Consumers migrate from OrderPlaced to OrderPlacedV2 at their own pace. Once all consumers have migrated, stop raising the old event.

Trade-off: The aggregate raises two events for every operation during the transition period. Events in the store contain duplicated information. Keep the transition period short.


Anti-Patterns

Changing Field Semantics

# Version 1: total includes tax
class OrderPlaced(BaseEvent):
    total = Float()  # Includes tax

# Version 2: total excludes tax (BREAKING CHANGE)
class OrderPlaced(BaseEvent):
    total = Float()  # Now excludes tax

The field name is the same, but the meaning changed. Every consumer that processes historical events will compute wrong values. Create a new field instead: subtotal for the tax-exclusive amount.

Removing Fields

# Version 1
class OrderPlaced(BaseEvent):
    customer_name = String()

# Version 2: removed customer_name (BREAKING CHANGE)
class OrderPlaced(BaseEvent):
    pass  # customer_name removed

Consumers that expect customer_name will crash. Even if no current consumer needs it, historical events in the store still carry the field. Keep the field and deprecate it in documentation.

Required Fields on Existing Events

# NEVER add a required field to an existing event
class OrderPlaced(BaseEvent):
    order_id = Identifier(required=True)
    currency = String(required=True)  # BREAKS all historical events

Historical events don't have currency. Deserialization fails. Always use defaults on new fields for existing event types.


Decision Guide

Change Type Safe?
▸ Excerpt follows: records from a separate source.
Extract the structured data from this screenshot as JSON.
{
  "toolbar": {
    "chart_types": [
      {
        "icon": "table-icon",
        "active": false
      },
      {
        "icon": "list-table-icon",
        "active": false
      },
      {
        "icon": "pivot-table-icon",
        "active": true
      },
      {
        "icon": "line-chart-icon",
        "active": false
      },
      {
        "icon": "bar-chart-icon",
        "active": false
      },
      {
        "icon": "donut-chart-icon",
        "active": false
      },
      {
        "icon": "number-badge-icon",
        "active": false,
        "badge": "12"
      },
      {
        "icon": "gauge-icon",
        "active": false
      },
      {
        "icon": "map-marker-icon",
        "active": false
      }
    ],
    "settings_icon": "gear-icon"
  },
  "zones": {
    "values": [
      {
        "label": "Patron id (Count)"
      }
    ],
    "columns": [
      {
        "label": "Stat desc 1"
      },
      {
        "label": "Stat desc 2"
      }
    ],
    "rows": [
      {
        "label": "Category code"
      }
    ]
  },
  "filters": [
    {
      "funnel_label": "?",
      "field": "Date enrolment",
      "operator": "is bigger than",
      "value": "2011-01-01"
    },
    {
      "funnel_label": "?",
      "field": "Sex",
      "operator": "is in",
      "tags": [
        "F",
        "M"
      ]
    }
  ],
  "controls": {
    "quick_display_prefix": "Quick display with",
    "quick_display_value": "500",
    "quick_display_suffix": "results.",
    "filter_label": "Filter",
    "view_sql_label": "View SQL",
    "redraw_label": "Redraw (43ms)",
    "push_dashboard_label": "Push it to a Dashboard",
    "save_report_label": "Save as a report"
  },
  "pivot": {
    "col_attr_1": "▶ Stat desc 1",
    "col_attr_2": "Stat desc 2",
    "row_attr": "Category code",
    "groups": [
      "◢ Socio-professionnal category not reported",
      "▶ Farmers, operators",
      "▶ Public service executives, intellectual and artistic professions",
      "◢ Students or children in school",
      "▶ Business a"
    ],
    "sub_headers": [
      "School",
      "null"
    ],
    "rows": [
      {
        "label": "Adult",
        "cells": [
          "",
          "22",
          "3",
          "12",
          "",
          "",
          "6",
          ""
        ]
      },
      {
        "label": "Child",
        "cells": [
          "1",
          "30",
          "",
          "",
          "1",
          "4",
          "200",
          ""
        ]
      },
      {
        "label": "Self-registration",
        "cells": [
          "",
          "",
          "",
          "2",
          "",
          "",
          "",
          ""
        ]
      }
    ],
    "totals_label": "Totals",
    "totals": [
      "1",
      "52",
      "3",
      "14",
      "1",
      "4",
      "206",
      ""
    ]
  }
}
Strategy
Add optional field with default Yes Just add it
Add new event type Yes Add handler methods
Add more choices to a field Yes Consumers handle unknowns
Rename a field No New event type or upcasting
Remove a field No Deprecate, don't remove
Change field type No New field or new event type
Change field semantics No New field name
Add required field without default No Use default, or new event type
Split event into multiple events No New event types + transition period

Summary

Aspect Approach
Adding data Optional fields with defaults
New operations New event types
Renamed fields New event type (V2) or upcasting
Changed semantics New field name or new event type
Consumer compatibility Tolerant reader pattern
Historical replay Handle all versions in @apply handlers
Large migrations Copy-transform or dual-write transition
Stored events Never modified, only appended to

The principle: events are permanent contracts. Evolve them the way you evolve APIs -- additive changes are safe, breaking changes require versioning. New fields get defaults. Old fields are never removed. Semantics never change. When in doubt, create a new event type.